Binary Sentiment Analysis on movie reviews
We have replicated the features that were used in the original paper. A movie review is featurized as a bag-of-words, where each feature is the number of times a particular word occurs in the review. Of course, most words don't occur in a single review. So while the dimensionality of the feature vector is the number of words (in this case 74481), most reviews correspond to very sparse vectors in this space.

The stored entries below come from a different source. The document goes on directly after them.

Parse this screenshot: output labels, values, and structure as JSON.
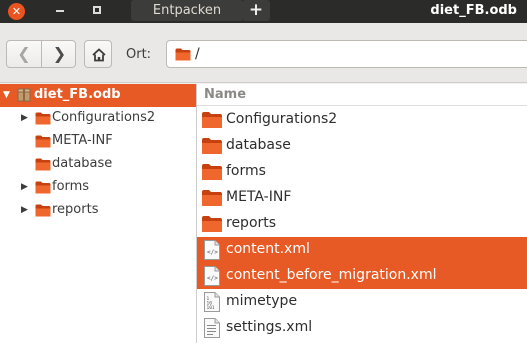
{
  "titlebar": {
    "close_glyph": "✕",
    "tab_label": "Entpacken",
    "new_tab_glyph": "+",
    "window_title": "diet_FB.odb"
  },
  "toolbar": {
    "back_glyph": "❮",
    "forward_glyph": "❯",
    "home_icon": "home-icon",
    "location_label": "Ort:",
    "path_text": "/"
  },
  "sidebar": {
    "root": {
      "label": "diet_FB.odb",
      "arrow": "▼"
    },
    "items": [
      {
        "label": "Configurations2",
        "arrow": "▶"
      },
      {
        "label": "META-INF",
        "arrow": ""
      },
      {
        "label": "database",
        "arrow": ""
      },
      {
        "label": "forms",
        "arrow": "▶"
      },
      {
        "label": "reports",
        "arrow": "▶"
      }
    ]
  },
  "pane": {
    "column_name": "Name",
    "files": [
      {
        "label": "Configurations2",
        "icon": "folder-icon"
      },
      {
        "label": "database",
        "icon": "folder-icon"
      },
      {
        "label": "forms",
        "icon": "folder-icon"
      },
      {
        "label": "META-INF",
        "icon": "folder-icon"
      },
      {
        "label": "reports",
        "icon": "folder-icon"
      },
      {
        "label": "content.xml",
        "icon": "xml-file-icon"
      },
      {
        "label": "content_before_migration.xml",
        "icon": "xml-file-icon"
      },
      {
        "label": "mimetype",
        "icon": "binary-file-icon"
      },
      {
        "label": "settings.xml",
        "icon": "text-file-icon"
      }
    ]
  },
  "colors": {
    "accent": "#e75a25",
    "titlebar": "#2b2b29",
    "folder": "#e95420"
  }
}
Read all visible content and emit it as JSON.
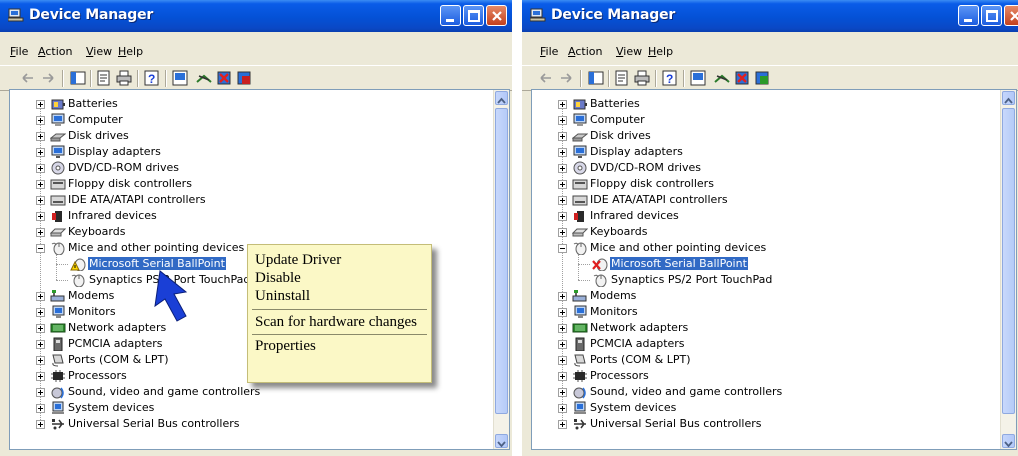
{
  "windows": [
    {
      "id": "left",
      "title": "Device Manager",
      "menu": [
        "File",
        "Action",
        "View",
        "Help"
      ],
      "tree": [
        {
          "label": "Batteries",
          "icon": "battery-icon",
          "expanded": false
        },
        {
          "label": "Computer",
          "icon": "computer-icon",
          "expanded": false
        },
        {
          "label": "Disk drives",
          "icon": "disk-drive-icon",
          "expanded": false
        },
        {
          "label": "Display adapters",
          "icon": "display-adapter-icon",
          "expanded": false
        },
        {
          "label": "DVD/CD-ROM drives",
          "icon": "dvd-drive-icon",
          "expanded": false
        },
        {
          "label": "Floppy disk controllers",
          "icon": "floppy-controller-icon",
          "expanded": false
        },
        {
          "label": "IDE ATA/ATAPI controllers",
          "icon": "ide-controller-icon",
          "expanded": false
        },
        {
          "label": "Infrared devices",
          "icon": "infrared-icon",
          "expanded": false
        },
        {
          "label": "Keyboards",
          "icon": "keyboard-icon",
          "expanded": false
        },
        {
          "label": "Mice and other pointing devices",
          "icon": "mouse-icon",
          "expanded": true,
          "children": [
            {
              "label": "Microsoft Serial BallPoint",
              "icon": "mouse-warning-icon",
              "selected": true
            },
            {
              "label": "Synaptics PS/2 Port TouchPad",
              "icon": "mouse-icon"
            }
          ]
        },
        {
          "label": "Modems",
          "icon": "modem-icon",
          "expanded": false
        },
        {
          "label": "Monitors",
          "icon": "monitor-icon",
          "expanded": false
        },
        {
          "label": "Network adapters",
          "icon": "network-adapter-icon",
          "expanded": false
        },
        {
          "label": "PCMCIA adapters",
          "icon": "pcmcia-icon",
          "expanded": false
        },
        {
          "label": "Ports (COM & LPT)",
          "icon": "port-icon",
          "expanded": false
        },
        {
          "label": "Processors",
          "icon": "processor-icon",
          "expanded": false
        },
        {
          "label": "Sound, video and game controllers",
          "icon": "sound-icon",
          "expanded": false
        },
        {
          "label": "System devices",
          "icon": "system-device-icon",
          "expanded": false
        },
        {
          "label": "Universal Serial Bus controllers",
          "icon": "usb-icon",
          "expanded": false
        }
      ],
      "context_menu": {
        "items": [
          "Update Driver",
          "Disable",
          "Uninstall",
          "Scan for hardware changes",
          "Properties"
        ]
      }
    },
    {
      "id": "right",
      "title": "Device Manager",
      "menu": [
        "File",
        "Action",
        "View",
        "Help"
      ],
      "tree": [
        {
          "label": "Batteries",
          "icon": "battery-icon",
          "expanded": false
        },
        {
          "label": "Computer",
          "icon": "computer-icon",
          "expanded": false
        },
        {
          "label": "Disk drives",
          "icon": "disk-drive-icon",
          "expanded": false
        },
        {
          "label": "Display adapters",
          "icon": "display-adapter-icon",
          "expanded": false
        },
        {
          "label": "DVD/CD-ROM drives",
          "icon": "dvd-drive-icon",
          "expanded": false
        },
        {
          "label": "Floppy disk controllers",
          "icon": "floppy-controller-icon",
          "expanded": false
        },
        {
          "label": "IDE ATA/ATAPI controllers",
          "icon": "ide-controller-icon",
          "expanded": false
        },
        {
          "label": "Infrared devices",
          "icon": "infrared-icon",
          "expanded": false
        },
        {
          "label": "Keyboards",
          "icon": "keyboard-icon",
          "expanded": false
        },
        {
          "label": "Mice and other pointing devices",
          "icon": "mouse-icon",
          "expanded": true,
          "children": [
            {
              "label": "Microsoft Serial BallPoint",
              "icon": "mouse-disabled-icon",
              "selected": true
            },
            {
              "label": "Synaptics PS/2 Port TouchPad",
              "icon": "mouse-icon"
            }
          ]
        },
        {
          "label": "Modems",
          "icon": "modem-icon",
          "expanded": false
        },
        {
          "label": "Monitors",
          "icon": "monitor-icon",
          "expanded": false
        },
        {
          "label": "Network adapters",
          "icon": "network-adapter-icon",
          "expanded": false
        },
        {
          "label": "PCMCIA adapters",
          "icon": "pcmcia-icon",
          "expanded": false
        },
        {
          "label": "Ports (COM & LPT)",
          "icon": "port-icon",
          "expanded": false
        },
        {
          "label": "Processors",
          "icon": "processor-icon",
          "expanded": false
        },
        {
          "label": "Sound, video and game controllers",
          "icon": "sound-icon",
          "expanded": false
        },
        {
          "label": "System devices",
          "icon": "system-device-icon",
          "expanded": false
        },
        {
          "label": "Universal Serial Bus controllers",
          "icon": "usb-icon",
          "expanded": false
        }
      ]
    }
  ],
  "toolbar_icons": [
    "back-icon",
    "forward-icon",
    "show-hide-console-tree-icon",
    "properties-icon",
    "print-icon",
    "help-icon",
    "view-by-type-icon",
    "scan-hardware-icon",
    "uninstall-icon",
    "disable-icon"
  ],
  "colors": {
    "selection": "#316ac5",
    "callout_bg": "#fbf8c6",
    "arrow": "#1a3fd6",
    "titlebar": "#0a5ce8"
  }
}
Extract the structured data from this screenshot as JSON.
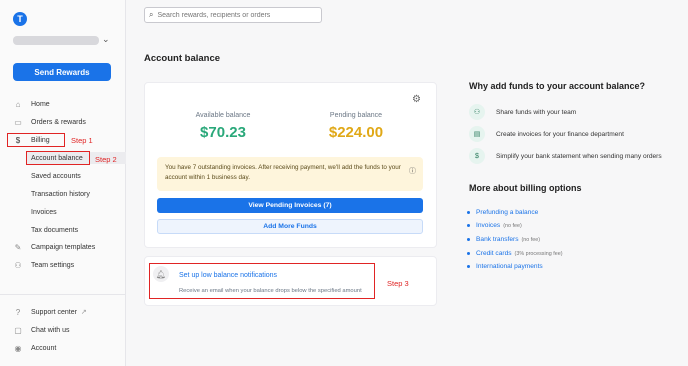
{
  "sidebar": {
    "logo_letter": "T",
    "send_rewards": "Send Rewards",
    "items": [
      {
        "label": "Home",
        "icon": "home-icon"
      },
      {
        "label": "Orders & rewards",
        "icon": "card-icon"
      },
      {
        "label": "Billing",
        "icon": "dollar-icon"
      },
      {
        "label": "Campaign templates",
        "icon": "template-icon"
      },
      {
        "label": "Team settings",
        "icon": "team-icon"
      }
    ],
    "billing_sub": [
      "Account balance",
      "Saved accounts",
      "Transaction history",
      "Invoices",
      "Tax documents"
    ],
    "bottom": [
      {
        "label": "Support center",
        "icon": "help-icon"
      },
      {
        "label": "Chat with us",
        "icon": "chat-icon"
      },
      {
        "label": "Account",
        "icon": "user-icon"
      }
    ]
  },
  "annotations": {
    "step1": "Step 1",
    "step2": "Step 2",
    "step3": "Step 3"
  },
  "search": {
    "placeholder": "Search rewards, recipients or orders"
  },
  "main": {
    "title": "Account balance",
    "available_label": "Available balance",
    "available_value": "$70.23",
    "pending_label": "Pending balance",
    "pending_value": "$224.00",
    "notice": "You have 7 outstanding invoices. After receiving payment, we'll add the funds to your account within 1 business day.",
    "view_pending": "View Pending Invoices (7)",
    "add_funds": "Add More Funds",
    "low_balance_link": "Set up low balance notifications",
    "low_balance_desc": "Receive an email when your balance drops below the specified amount"
  },
  "right": {
    "why_title": "Why add funds to your account balance?",
    "reasons": [
      {
        "text": "Share funds with your team",
        "icon": "team-icon"
      },
      {
        "text": "Create invoices for your finance department",
        "icon": "document-icon"
      },
      {
        "text": "Simplify your bank statement when sending many orders",
        "icon": "dollar-icon"
      }
    ],
    "more_title": "More about billing options",
    "options": [
      {
        "label": "Prefunding a balance",
        "note": ""
      },
      {
        "label": "Invoices",
        "note": "(no fee)"
      },
      {
        "label": "Bank transfers",
        "note": "(no fee)"
      },
      {
        "label": "Credit cards",
        "note": "(3% processing fee)"
      },
      {
        "label": "International payments",
        "note": ""
      }
    ]
  },
  "colors": {
    "brand": "#1a73e8",
    "balance": "#2aa87a",
    "pending": "#e0a817",
    "annotation": "#e02424"
  }
}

Classifiers implemented (all except Neural net from scratch) include:
- Margin Perceptron: accuracy of 87.3% on testing data, 87% on validation data
- Average Perceptron: accuracy of 87.6% on testing data, 88.4% on validation data
- SVM: accuracy of 88.89% on testing data, 88.2% on validation data
- Logistic Regression: accuracy of 86.8% on testing data, 86.9% on validation data
- Naive Bayes: assumes a Gaussian kernel, accuracy of 81.6% on testing data, 80.8% on validation data
- Neural Network: accuracy of 86.3% on testing data, 86.2% on validation data
All classifiers are compliant with Scikit-learn's API, and that makes it possible to use Sklearn's CV and Gridsearch functions. This allows for multi-core training and cross-validation capability.
Kaggle Competition gives more details about the dataset. The dataset can also be found at http://ai.stanford.edu/~amaas/data/sentiment/